Tumor microenvironment heterogeneity an important mediator of prostate cancer progression and therapeutic resistance

Abstract

Prostate cancer is characterized by a high degree of heterogeneity, which poses a major challenge to precision therapy and drug development. In this review, we discuss how nongenetic factors contribute to heterogeneity of prostate cancer. We also discuss tumor heterogeneity and phenotypic switching related to anticancer therapies. Lastly, we summarize the challenges targeting the tumor environments, and emphasize that continued exploration of tumor heterogeneity is needed in order to offer a personalized therapy for advanced prostate cancer patients.

Fig. 1. Intratumor and intertumor heterogeneity of prostate cancer.

Whole-mount cross-section of a radical prostatectomy specimen has two separated tumor foci. One focus is in the right anterior of the prostate (Gleason score 4 + 3 = 7, Group 3) whereas another focus is in the left posterior of the prostate (Gleason score 5 + 4 = 9, Group 5). Scale bars, 4 mm (left) and 100 µm (right). Methods: Radical prostatectomy specimens were serially sectioned into 3 mm slices and completely embedded. The case was reviewed by a single urologic pathologist (R.G.) in 2021. The following features were monitored: Gleason Score and Grade Group according to the International Society of Urological Pathology (ISUP) 2014 guidelines. The percentages of Gleason pattern 3, 4, and 5 were estimated, including presence of tertiary Gleason patterns.

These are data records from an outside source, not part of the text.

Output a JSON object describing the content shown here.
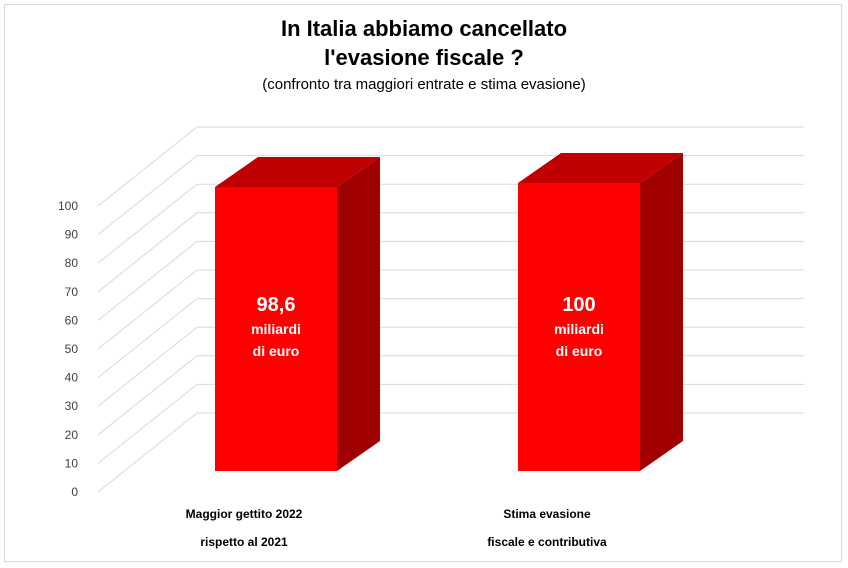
{
  "title_line1": "In Italia abbiamo cancellato",
  "title_line2": "l'evasione fiscale ?",
  "subtitle": "(confronto tra maggiori entrate e stima evasione)",
  "colors": {
    "bar_front": "#ff0000",
    "bar_top": "#c00000",
    "bar_side": "#a00000",
    "grid": "#d9d9d9",
    "axis_text": "#404040"
  },
  "chart_data": {
    "type": "bar",
    "title": "In Italia abbiamo cancellato l'evasione fiscale ?",
    "subtitle": "(confronto tra maggiori entrate e stima evasione)",
    "categories": [
      [
        "Maggior gettito 2022",
        "rispetto al 2021"
      ],
      [
        "Stima evasione",
        "fiscale e contributiva"
      ]
    ],
    "values": [
      98.6,
      100
    ],
    "data_labels": [
      {
        "value": "98,6",
        "unit_line1": "miliardi",
        "unit_line2": "di euro"
      },
      {
        "value": "100",
        "unit_line1": "miliardi",
        "unit_line2": "di euro"
      }
    ],
    "yticks": [
      "0",
      "10",
      "20",
      "30",
      "40",
      "50",
      "60",
      "70",
      "80",
      "90",
      "100"
    ],
    "ylim": [
      0,
      100
    ],
    "grid": true,
    "style": "3d"
  }
}
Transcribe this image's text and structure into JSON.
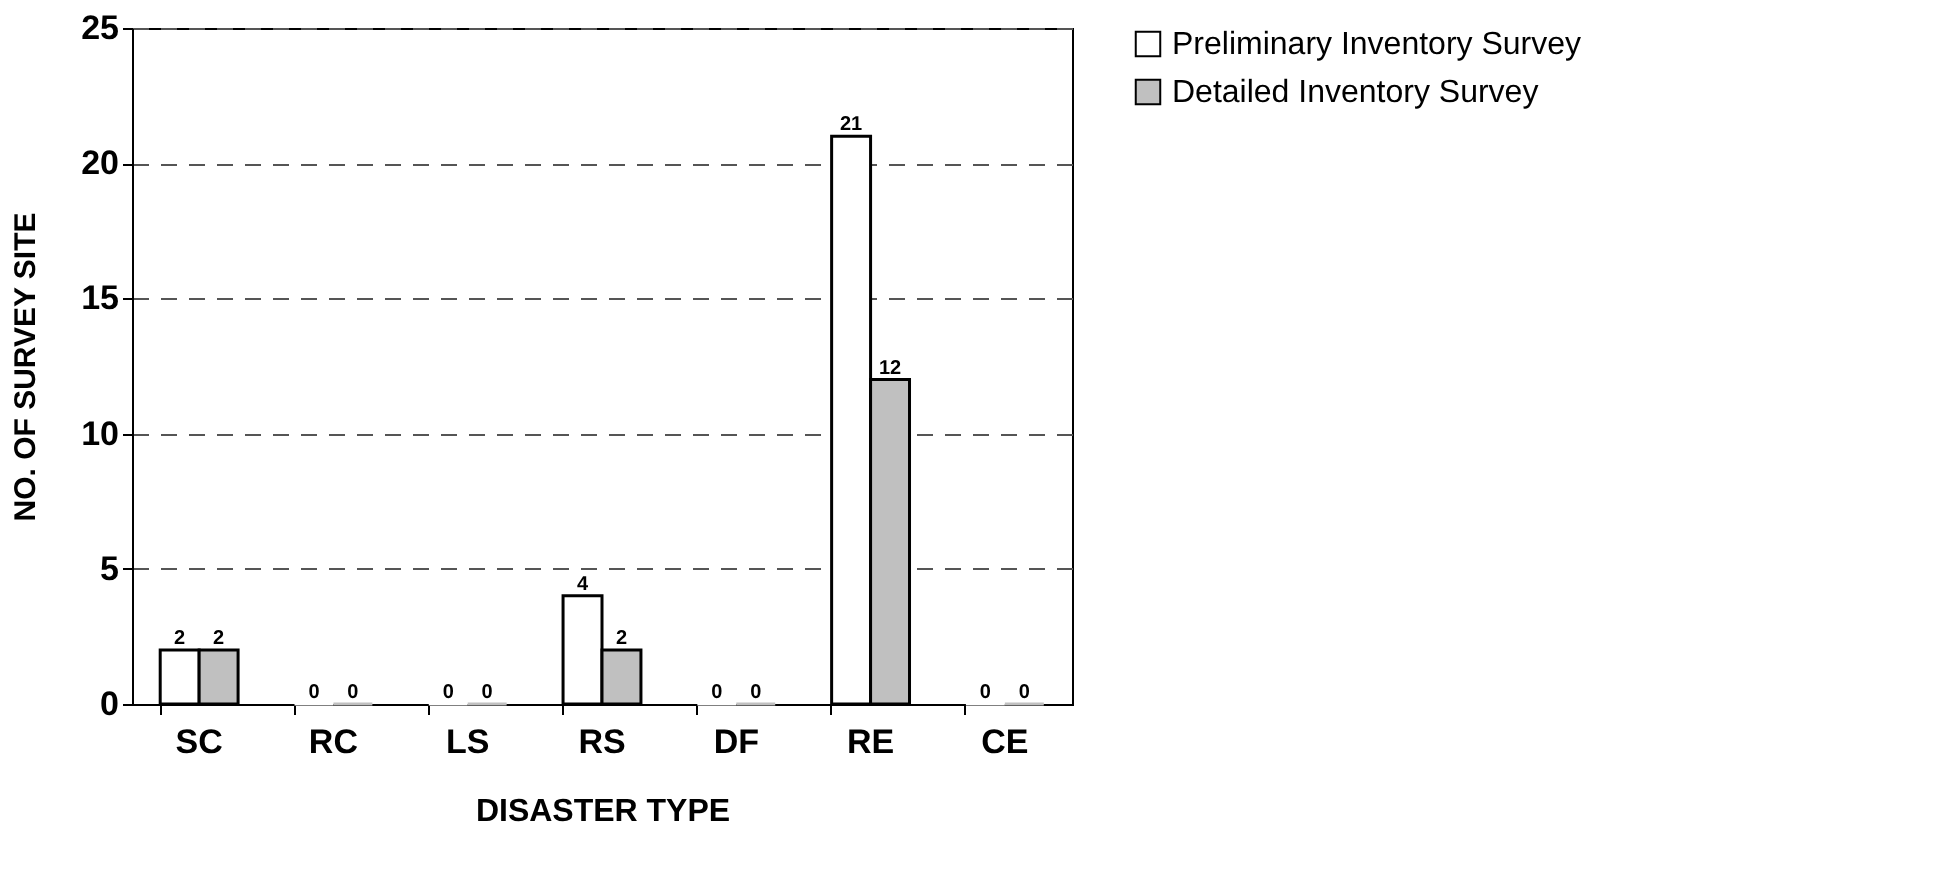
{
  "chart_data": {
    "type": "bar",
    "xlabel": "DISASTER TYPE",
    "ylabel": "NO. OF SURVEY SITE",
    "categories": [
      "SC",
      "RC",
      "LS",
      "RS",
      "DF",
      "RE",
      "CE"
    ],
    "series": [
      {
        "name": "Preliminary Inventory Survey",
        "color": "#ffffff",
        "values": [
          2,
          0,
          0,
          4,
          0,
          21,
          0
        ]
      },
      {
        "name": "Detailed Inventory Survey",
        "color": "#c0c0c0",
        "values": [
          2,
          0,
          0,
          2,
          0,
          12,
          0
        ]
      }
    ],
    "ylim": [
      0,
      25
    ],
    "yticks": [
      0,
      5,
      10,
      15,
      20,
      25
    ],
    "grid": "y",
    "legend": "top right",
    "data_labels": true
  }
}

Fig. 2. The heterogenous tumor microenvironment.

The tumor microenvironment possesses a dynamic topography within the tumor and is composed of cancer-associated fibroblasts, stromal cells, extracellular matrix, and immune cells. Hypoxic status, vasculature, and epigenetics, all may have a complex crosstalk with prostate cancer cells in dynamic ways.

Fig. 3. Therapy-mediated tumor heterogeneity.

Primary tumors are composed of different subclones. Some subclones are sensitive to selective pressures, including chemotherapy, androgen deprivation therapy, or immunotherapy, while some subclones are resistant to anticancer therapies. Outgrowth of resistant subclones, phenotype switch, or emergence of a new tumor phenotype are strongly related for resistance to anticancer therapies. As a result, the tumor heterogeneity plays a fundamental role in cancer progression to metastasis.